Open MPI logo

Open MPI User's Mailing List Archives

  |   Home   |   Support   |   FAQ   |   all Open MPI User's mailing list

Subject: Re: [OMPI users] all2all algorithms
From: Jeff Squyres (jsquyres_at_[hidden])
Date: 2009-04-14 13:55:10


George can speak more definitively about this.

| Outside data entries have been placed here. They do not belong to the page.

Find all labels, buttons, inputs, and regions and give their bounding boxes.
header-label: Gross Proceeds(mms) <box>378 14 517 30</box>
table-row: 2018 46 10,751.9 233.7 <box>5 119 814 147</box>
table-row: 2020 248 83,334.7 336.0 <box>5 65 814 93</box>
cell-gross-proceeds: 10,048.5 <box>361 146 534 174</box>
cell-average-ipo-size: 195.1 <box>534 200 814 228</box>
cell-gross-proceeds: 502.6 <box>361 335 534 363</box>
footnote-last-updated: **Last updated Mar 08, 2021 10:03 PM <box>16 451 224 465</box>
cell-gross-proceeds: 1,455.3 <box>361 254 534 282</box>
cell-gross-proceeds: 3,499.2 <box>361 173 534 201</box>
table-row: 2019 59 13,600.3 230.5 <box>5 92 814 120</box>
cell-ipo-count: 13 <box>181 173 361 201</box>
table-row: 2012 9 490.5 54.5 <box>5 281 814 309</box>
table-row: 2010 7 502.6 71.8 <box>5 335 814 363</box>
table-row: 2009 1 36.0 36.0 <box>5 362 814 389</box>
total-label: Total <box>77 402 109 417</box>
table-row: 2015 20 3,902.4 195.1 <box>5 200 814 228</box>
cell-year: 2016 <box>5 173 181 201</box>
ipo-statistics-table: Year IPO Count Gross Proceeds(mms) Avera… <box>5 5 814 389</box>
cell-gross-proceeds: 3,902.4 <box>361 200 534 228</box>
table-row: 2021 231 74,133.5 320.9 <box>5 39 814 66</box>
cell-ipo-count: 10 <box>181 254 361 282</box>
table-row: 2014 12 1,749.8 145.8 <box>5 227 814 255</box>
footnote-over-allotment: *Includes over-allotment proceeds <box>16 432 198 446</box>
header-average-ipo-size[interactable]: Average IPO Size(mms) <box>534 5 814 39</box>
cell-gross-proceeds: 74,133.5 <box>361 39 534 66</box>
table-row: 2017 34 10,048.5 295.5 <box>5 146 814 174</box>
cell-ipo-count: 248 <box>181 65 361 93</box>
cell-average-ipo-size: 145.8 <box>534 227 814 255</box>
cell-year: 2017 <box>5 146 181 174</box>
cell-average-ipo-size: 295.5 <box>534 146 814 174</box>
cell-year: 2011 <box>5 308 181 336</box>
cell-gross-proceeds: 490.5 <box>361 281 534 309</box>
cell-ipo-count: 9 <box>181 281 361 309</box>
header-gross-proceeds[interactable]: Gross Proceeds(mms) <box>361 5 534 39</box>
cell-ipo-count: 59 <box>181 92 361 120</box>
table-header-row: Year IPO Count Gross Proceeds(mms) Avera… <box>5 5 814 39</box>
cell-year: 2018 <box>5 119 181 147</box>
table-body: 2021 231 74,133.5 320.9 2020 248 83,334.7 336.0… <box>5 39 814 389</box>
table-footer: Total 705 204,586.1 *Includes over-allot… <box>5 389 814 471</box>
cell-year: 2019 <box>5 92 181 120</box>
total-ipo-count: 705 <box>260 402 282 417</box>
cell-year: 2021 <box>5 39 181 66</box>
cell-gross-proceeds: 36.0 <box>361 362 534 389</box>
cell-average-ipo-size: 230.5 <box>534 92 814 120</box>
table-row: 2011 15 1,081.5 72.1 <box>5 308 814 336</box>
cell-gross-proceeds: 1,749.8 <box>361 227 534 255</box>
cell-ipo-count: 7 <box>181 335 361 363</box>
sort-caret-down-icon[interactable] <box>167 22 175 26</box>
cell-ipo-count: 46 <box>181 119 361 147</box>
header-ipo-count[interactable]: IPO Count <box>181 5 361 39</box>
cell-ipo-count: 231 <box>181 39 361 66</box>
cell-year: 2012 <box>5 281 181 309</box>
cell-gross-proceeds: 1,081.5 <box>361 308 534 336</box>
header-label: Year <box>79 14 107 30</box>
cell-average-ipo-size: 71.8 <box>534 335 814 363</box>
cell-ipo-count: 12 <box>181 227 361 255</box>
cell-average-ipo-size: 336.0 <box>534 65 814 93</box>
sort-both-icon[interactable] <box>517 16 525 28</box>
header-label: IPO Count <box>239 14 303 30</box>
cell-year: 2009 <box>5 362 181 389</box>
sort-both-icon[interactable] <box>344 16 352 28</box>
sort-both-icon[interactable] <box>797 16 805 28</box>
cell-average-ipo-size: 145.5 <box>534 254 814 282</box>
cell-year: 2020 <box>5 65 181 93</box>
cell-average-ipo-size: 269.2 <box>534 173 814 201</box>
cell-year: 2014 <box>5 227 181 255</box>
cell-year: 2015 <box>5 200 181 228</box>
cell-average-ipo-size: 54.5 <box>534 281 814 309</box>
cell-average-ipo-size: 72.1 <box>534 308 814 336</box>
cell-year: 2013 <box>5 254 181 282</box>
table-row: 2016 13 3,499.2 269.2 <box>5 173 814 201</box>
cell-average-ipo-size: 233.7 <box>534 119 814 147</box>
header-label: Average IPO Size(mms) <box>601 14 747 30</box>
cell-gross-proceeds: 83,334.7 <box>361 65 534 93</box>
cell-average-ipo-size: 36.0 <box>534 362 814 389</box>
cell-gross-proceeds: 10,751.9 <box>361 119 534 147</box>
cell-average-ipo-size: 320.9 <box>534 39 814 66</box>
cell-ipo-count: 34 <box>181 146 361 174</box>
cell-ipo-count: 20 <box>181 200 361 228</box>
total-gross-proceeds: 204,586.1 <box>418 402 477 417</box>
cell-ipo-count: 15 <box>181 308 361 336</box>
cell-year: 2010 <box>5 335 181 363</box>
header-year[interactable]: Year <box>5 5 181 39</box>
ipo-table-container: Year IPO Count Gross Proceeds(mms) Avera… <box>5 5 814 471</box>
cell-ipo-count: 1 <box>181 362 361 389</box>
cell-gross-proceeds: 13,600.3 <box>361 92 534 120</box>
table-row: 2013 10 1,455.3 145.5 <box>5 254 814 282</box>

In general, our "tuned" coll component (plugin) does exactly these
kinds of determinations to figure out which algorithm to use at
runtime. Not only are communicator process counts involved, but also
size of message is considered. I count 5 different all2all algorithms
in our tuned module (but George will have to speak about how each one
is chosen). U. Tennessee published some papers on their method; they
basically hard-coded minimized selection tables based on oodles of
runs and empirical data.

If you'd like to look at the code, it's here in the tree:

     https://svn.open-mpi.org/source/xref/ompi_1.3/ompi/mca/coll/tuned/coll_tuned_alltoall.c
     (v1.3 release branch)

     https://svn.open-mpi.org/source/xref/ompi-trunk/ompi/mca/coll/tuned/coll_tuned_alltoall.c
     (development trunk)

I don't think there's much difference between the two, but they can
drift since v1.3 is the release branch and the trunk is active
development.

On Apr 12, 2009, at 3:20 PM, Tom Rosmond wrote:

> I am curious about the algorithm(s) used in the OpenMPI
> implementations
> of the all2all and all2allv. As many of you know, there are alternate
> algorithms for all2all type operations, such as that of Plimpton, et
> al
> (2006), that basically exchange latency costs for bandwidth costs,
> which
> pays big dividends for large processor numbers, e.g. 100's or 1000's.
> Does OpenMPI, or any other MPI distributions, test for processor count
> and switch to such an all2all algorithm at some point? I realize the
> switchover point would be very much a function of the architecture,
> and
> so could be a risky decision in some cases. Nevertheless, has it been
> considered?
>

-- 
Jeff Squyres
Cisco Systems